Saturday 30.01.2021 Night Walk searching for gold

It was after half five by the time I left home today, a drizzly grey Saturday. The evening air was fresh and balm to my indoor face. I entered the park with the intention of going to ‘Scotland’ to find the fungus, that L had messaged me about.

She said “I snuck up to the Glen this morn – cabin fever hadn’t been out since our walk on Monday and saw the kingfisher at the first grey bridge zooming into the woodlands 💙 went some different paths and saw this amazingly bright fungi at the end of the top ridge path – above the oak tree before the turn to go down to the main road – could see this bright orange thing in the distance! you might know what it is? it was very moist and papery/material like!”

Today L posted its name on our Friends of the Glen Page: “spotted this fungus yesterday on the top ridge – so bright could see it glowing in the distance and coincidently popped up on Biodiversity Ireland site as species of the day! – Tremella mesenterica, more commonly known as Yellow Brain Fungus or Witch’s Butter and it is a Jelly Fungus – spooky!”

“supernatural…”I say, and ask: “is it on a gorse bush?”

L replies: “its on some dead wood (save the dead wood!)!and apparently edible but tasteless!”

and I chorus: “Save the dead wood ” then “-happy to hear witches butter is tasteless”

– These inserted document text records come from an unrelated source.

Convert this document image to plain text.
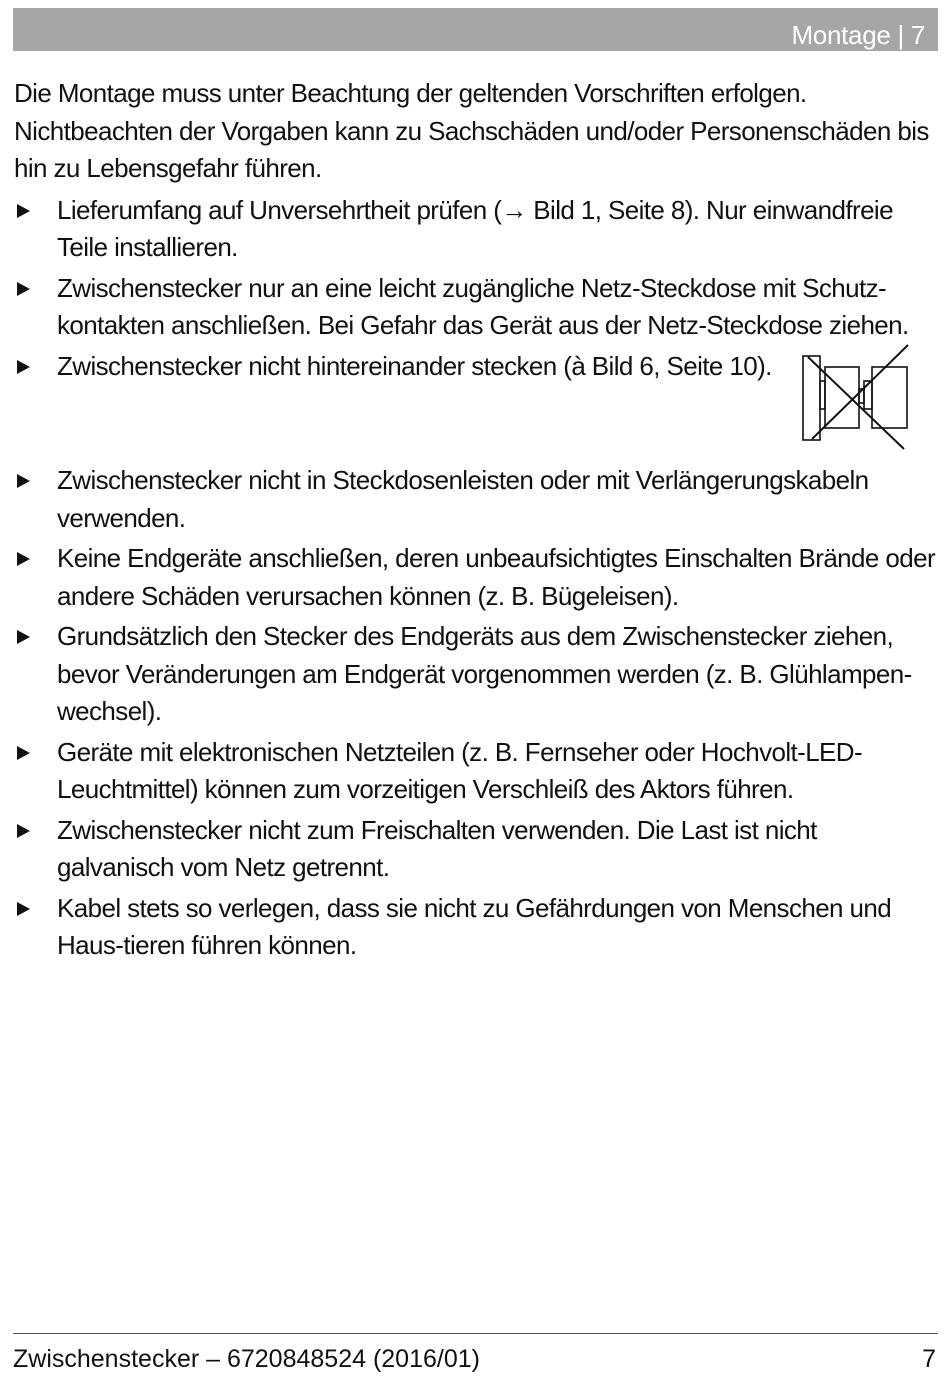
Montage | 7

Die Montage muss unter Beachtung der geltenden Vorschriften erfolgen. Nichtbeachten der Vorgaben kann zu Sachschäden und/oder Personenschäden bis hin zu Lebensgefahr führen.

Lieferumfang auf Unversehrtheit prüfen (→ Bild 1, Seite 8). Nur einwandfreie Teile installieren.
Zwischenstecker nur an eine leicht zugängliche Netz-Steckdose mit Schutz-kontakten anschließen. Bei Gefahr das Gerät aus der Netz-Steckdose ziehen.
Zwischenstecker nicht hintereinander stecken (à Bild 6, Seite 10).
Zwischenstecker nicht in Steckdosenleisten oder mit Verlängerungskabeln verwenden.
Keine Endgeräte anschließen, deren unbeaufsichtigtes Einschalten Brände oder andere Schäden verursachen können (z. B. Bügeleisen).
Grundsätzlich den Stecker des Endgeräts aus dem Zwischenstecker ziehen, bevor Veränderungen am Endgerät vorgenommen werden (z. B. Glühlampen-wechsel).
Geräte mit elektronischen Netzteilen (z. B. Fernseher oder Hochvolt-LED-Leuchtmittel) können zum vorzeitigen Verschleiß des Aktors führen.
Zwischenstecker nicht zum Freischalten verwenden. Die Last ist nicht galvanisch vom Netz getrennt.
Kabel stets so verlegen, dass sie nicht zu Gefährdungen von Menschen und Haus-tieren führen können.
Zwischenstecker – 6720848524 (2016/01)	7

images of Witches’ Butter by Lisa O’Grady

https://www.woodlandtrust.org.uk/trees-woods-and-wildlife/fungi-and-lichens/yellow-brain/

So I go looking in the darkening eve, I pass through the gothic quarter, so bare and open now in the winter, and hear a barking bird call, wondering what it is … I spot only a blackbird, too dainty for the call, flitting across the dead branches. I head on up to the oak and beyond, now hearing ascending scales, human notes! I spy some dreadlocks through the gorse bushes and can’t resist getting closer, the singing has stopped and I see the back of the singer, curiously facing away from the Glen to the North link road. He turns and is not startled by me, I say it’s a good place to sing, and he says yes, he can’t practice in his flat and he comes often at night, and comes sometimes with his guitar. I say I sing here too, as I walk on my own to the plants, and sometimes with L under the oak. We introduce ourselves – D – J – and I tell him about our Friends Page, hoping he will join our assorted oddbods and enthusiasts. I press on, leaving D to his practice, and in search of the Witches’ butter, by now its dark as I peer into gorse bushes hoping one gold will lead me to another, but not tonight and so I round the turn of the buddleias, stopping by the river to watch the play of golden street light on the river.